Ok, so that's a little harsh. But all my best friends? Funny. My family? Funny. If you're gonna be in my life, dammit, you have to be funny. Not as funny as Ellen DeGeneres, but you gotta make me smile just a little bit...COME ON!
And...I asked this guy about his major, right? And here's how that went:
Me: so what's your major?
Mike: Business
Me: Cool. Do you know what you want to do with it?
Mike: No, not really.
Me: So, why did you get into it? Why do you like business?
Mike: I don't really...I don't like school. I just picked a major that will make me a lot of money.
Ewwwwwwww! Gag me with a stick. Or, actually, gag me with that wad of money you're gonna sell your soul for. Really now, I want to date someone with a PURPOSE in life. If nothing else--to be a stand up comedian, so at least I can laugh with the person.

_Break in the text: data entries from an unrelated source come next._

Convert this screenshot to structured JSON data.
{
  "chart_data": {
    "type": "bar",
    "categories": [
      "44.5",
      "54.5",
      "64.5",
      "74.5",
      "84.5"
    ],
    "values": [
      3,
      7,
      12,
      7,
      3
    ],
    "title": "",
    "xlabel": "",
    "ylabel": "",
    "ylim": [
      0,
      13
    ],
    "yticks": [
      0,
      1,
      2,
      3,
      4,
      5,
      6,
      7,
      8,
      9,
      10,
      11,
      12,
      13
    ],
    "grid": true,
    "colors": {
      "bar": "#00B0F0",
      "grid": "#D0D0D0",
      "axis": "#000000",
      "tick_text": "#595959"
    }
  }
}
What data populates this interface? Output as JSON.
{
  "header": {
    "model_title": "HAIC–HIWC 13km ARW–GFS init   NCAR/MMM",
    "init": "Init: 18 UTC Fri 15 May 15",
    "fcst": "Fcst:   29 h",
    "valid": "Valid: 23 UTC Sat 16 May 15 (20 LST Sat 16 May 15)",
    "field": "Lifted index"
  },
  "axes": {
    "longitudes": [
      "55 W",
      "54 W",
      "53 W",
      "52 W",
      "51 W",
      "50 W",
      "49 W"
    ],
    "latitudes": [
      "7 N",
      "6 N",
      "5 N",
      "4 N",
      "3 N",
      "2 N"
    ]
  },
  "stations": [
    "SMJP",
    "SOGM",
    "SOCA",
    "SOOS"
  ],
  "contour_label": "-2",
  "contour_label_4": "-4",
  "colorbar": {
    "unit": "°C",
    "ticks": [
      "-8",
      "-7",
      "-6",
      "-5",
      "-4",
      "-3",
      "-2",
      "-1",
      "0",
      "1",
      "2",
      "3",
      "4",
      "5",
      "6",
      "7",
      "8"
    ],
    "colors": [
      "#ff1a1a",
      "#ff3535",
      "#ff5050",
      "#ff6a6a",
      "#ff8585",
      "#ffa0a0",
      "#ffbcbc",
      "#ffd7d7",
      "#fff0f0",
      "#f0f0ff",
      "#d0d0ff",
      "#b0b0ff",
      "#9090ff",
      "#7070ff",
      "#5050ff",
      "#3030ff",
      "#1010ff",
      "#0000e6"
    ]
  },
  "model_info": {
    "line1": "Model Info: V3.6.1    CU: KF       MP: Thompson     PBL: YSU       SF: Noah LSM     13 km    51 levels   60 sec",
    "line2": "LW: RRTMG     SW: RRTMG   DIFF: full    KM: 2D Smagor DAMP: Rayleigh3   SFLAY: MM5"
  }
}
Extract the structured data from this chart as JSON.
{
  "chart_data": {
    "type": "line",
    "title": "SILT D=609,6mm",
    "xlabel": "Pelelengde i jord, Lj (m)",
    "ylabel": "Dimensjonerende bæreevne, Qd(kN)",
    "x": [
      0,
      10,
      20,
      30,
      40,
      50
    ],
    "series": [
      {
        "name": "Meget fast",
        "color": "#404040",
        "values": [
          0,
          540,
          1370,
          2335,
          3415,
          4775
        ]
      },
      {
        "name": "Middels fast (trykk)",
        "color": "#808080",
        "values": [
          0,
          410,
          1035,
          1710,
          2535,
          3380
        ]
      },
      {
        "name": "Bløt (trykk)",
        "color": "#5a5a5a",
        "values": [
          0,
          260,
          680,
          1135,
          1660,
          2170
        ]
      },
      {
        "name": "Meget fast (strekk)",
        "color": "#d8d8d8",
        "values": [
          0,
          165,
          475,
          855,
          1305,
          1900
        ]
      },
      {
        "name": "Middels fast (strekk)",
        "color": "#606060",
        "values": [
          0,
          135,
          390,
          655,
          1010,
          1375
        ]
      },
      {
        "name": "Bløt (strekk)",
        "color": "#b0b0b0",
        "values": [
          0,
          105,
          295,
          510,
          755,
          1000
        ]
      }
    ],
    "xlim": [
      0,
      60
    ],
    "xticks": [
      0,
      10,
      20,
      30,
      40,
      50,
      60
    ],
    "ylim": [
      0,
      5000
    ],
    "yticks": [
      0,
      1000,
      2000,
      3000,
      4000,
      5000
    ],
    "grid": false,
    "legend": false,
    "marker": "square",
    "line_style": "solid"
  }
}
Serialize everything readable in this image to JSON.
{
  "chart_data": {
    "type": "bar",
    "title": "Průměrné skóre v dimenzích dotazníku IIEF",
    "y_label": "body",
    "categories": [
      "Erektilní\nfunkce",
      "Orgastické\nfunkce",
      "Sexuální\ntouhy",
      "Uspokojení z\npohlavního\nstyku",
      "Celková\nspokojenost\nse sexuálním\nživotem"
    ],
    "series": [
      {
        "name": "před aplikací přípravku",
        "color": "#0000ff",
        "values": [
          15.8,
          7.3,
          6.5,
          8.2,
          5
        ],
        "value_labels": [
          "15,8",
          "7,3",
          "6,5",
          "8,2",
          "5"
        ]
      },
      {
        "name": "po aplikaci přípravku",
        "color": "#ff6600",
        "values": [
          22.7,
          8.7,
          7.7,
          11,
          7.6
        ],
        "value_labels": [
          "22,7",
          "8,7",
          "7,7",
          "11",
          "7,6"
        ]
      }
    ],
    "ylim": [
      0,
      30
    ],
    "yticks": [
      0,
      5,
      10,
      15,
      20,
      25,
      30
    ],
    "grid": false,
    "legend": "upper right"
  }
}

So....haha. That sums up the night. I'm back home right now, and it is officially Christmas Break (I've said that already this week. I'm so repetitive!).
And you can tell I have free time cause I posted like 3 times today. Well, nevermind, it's Wednesday now...huh? Whatever...I just know I'm glad that my brain can recooperate.
Ahhhhhhhhhhhh....rest.
12.20.2005
Um yeah...
But I stress over little things all the time, so I'd be nervous even if it was someone I knew.
It should be interesting. I'll tell you how it goes later. I just don't know what to think or feel at this time.
First impressions are weird, and I'm about to go make one.